Le rôle de la CCC présente toutes les caractéristiques d’un système de corruption de grande ampleur lié au contrat Sicomines : de grosses sommes d’argent affluant sur les comptes de personnes étroitement liées avec le président, des fonds transitant par une banque gérée par le frère du président sans aucun examen important, des justificatifs insuffisants ou inexacts pour les virements, des sociétés dont les identités des propriétaires ne sont pas claires, des intermédiaires avec des conflits d’intérêts et des décisions prises en secret avec des avantages financiers considérables pour le fournisseur des fonds illicites.

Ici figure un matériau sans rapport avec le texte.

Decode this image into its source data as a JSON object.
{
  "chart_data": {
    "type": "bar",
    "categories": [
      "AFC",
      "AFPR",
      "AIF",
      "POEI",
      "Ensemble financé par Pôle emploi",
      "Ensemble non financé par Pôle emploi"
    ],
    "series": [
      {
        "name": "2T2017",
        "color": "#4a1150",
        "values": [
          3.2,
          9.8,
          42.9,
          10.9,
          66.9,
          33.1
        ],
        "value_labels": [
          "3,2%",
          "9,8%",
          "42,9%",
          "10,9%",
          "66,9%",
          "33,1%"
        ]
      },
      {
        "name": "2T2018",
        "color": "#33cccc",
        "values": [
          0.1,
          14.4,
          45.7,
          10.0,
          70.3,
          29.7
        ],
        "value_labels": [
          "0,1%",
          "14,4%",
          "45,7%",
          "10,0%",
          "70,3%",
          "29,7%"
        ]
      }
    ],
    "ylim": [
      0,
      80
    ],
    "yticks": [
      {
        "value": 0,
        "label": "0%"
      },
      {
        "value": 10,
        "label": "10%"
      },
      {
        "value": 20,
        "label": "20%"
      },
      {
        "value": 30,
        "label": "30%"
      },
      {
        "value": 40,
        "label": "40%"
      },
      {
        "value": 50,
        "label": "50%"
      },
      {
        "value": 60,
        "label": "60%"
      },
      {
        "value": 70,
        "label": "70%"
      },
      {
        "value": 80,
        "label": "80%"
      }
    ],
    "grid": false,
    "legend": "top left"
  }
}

Le tout dans le cadre d’un accord entre des acteurs officiels en RDC et en Chine, deux pays dotés d’un risque élevé de corruption notoire.

C’est le peuple congolais qui détient les droits sur de nombreux gisements de minerais stratégiques qui alimentent la vague d’industrialisation qui déferle actuellement sur le monde, enrichissant les sociétés minières, les ingénieurs et les industriels tout en bénéficiant immensément aux consommateurs finaux de véhicules électriques, de téléphones cellulaires et d’ordinateurs portables. Et pourtant, la clique dirigeante des Kabila s’est emparée des institutions qui étaient censées représenter l’ensemble des intérêts du peuple congolais. Ces mêmes individus se sont également emparés de l’élément crucial qui leur permettrait de sécuriser leurs gains mal acquis : une banque. Bien que M. Kabila ait œuvré pour convaincre les électeurs congolais de l’utilité d’un projet sino-congolais qui leur bénéficierait, qui moderniserait leur pays et qui les libérerait de la pauvreté, ces événements ont également perpétué un système qui prive le peuple d’une gestion efficace et honnête de son extraordinaire richesse, repousse l’espoir de transparence de la RDC et pèse sur son rétablissement tant attendu.

Aucune des sociétés se trouvant derrière le contrat de minerais contre infrastructures n’a répondu à des demandes de commentaires, tout comme le président Joseph Kabila et les membres de sa famille. De plus, la banque qui occupe une position centrale dans cette fuite — la BGFIBank RDC — n’a pas répondu à des questions détaillées portant sur les sujets décrits dans ce rapport.

Principales recommandations

À la suite de son enquête, The Sentry émet les recommandations suivantes, dont le texte intégral figure à la fin de ce rapport.

  • Les institutions financières mondiales et les banques congolaises devraient enquêter sur les activités décrites dans ce rapport et établir des mesures pour empêcher qu’elles ne se reproduisent. En particulier, les banques internationales et congolaises devraient collaborer pour améliorer leur devoir de vigilance à l’égard de la clientèle, enquêter sur les conclusions de ce rapport et, de manière plus générale, améliorer le contrôle des opérations financières liées à la RDC, car elles peuvent présenter un risque élevé d’activités financières illicites.
  • Les États-Unis, l’Union européenne et le Royaume-Uni devraient enquêter pour établir si les activités décrites dans ce rapport ont enfreint la loi, publier des avis publics concernant le risque de blanchiment d’argent associé avec la RDC et avec les marchés complexes de financement d’infrastructure liés à certaines entreprises publiques chinoises, et, le cas échéant, émettre des sanctions contre les individus et sociétés mentionnés dans ce rapport qui ont joué un rôle critique.
  • Le gouvernement de la RDC devrait établir une gamme de mesures pour déterminer si les activités décrites dans ce rapport ont enfreint la loi, renforcer l’indépendance des principaux organismes de supervision, augmenter le contrôle des opérations financières éventuellement touchées, imposer de fortes exigences de déclaration des actifs et de partage de l’information entre les autorités publiques et les banques commerciales, et, de manière générale, rendre la tâche difficile aux fonctionnaires qui cherchent à trahir la confiance des citoyens.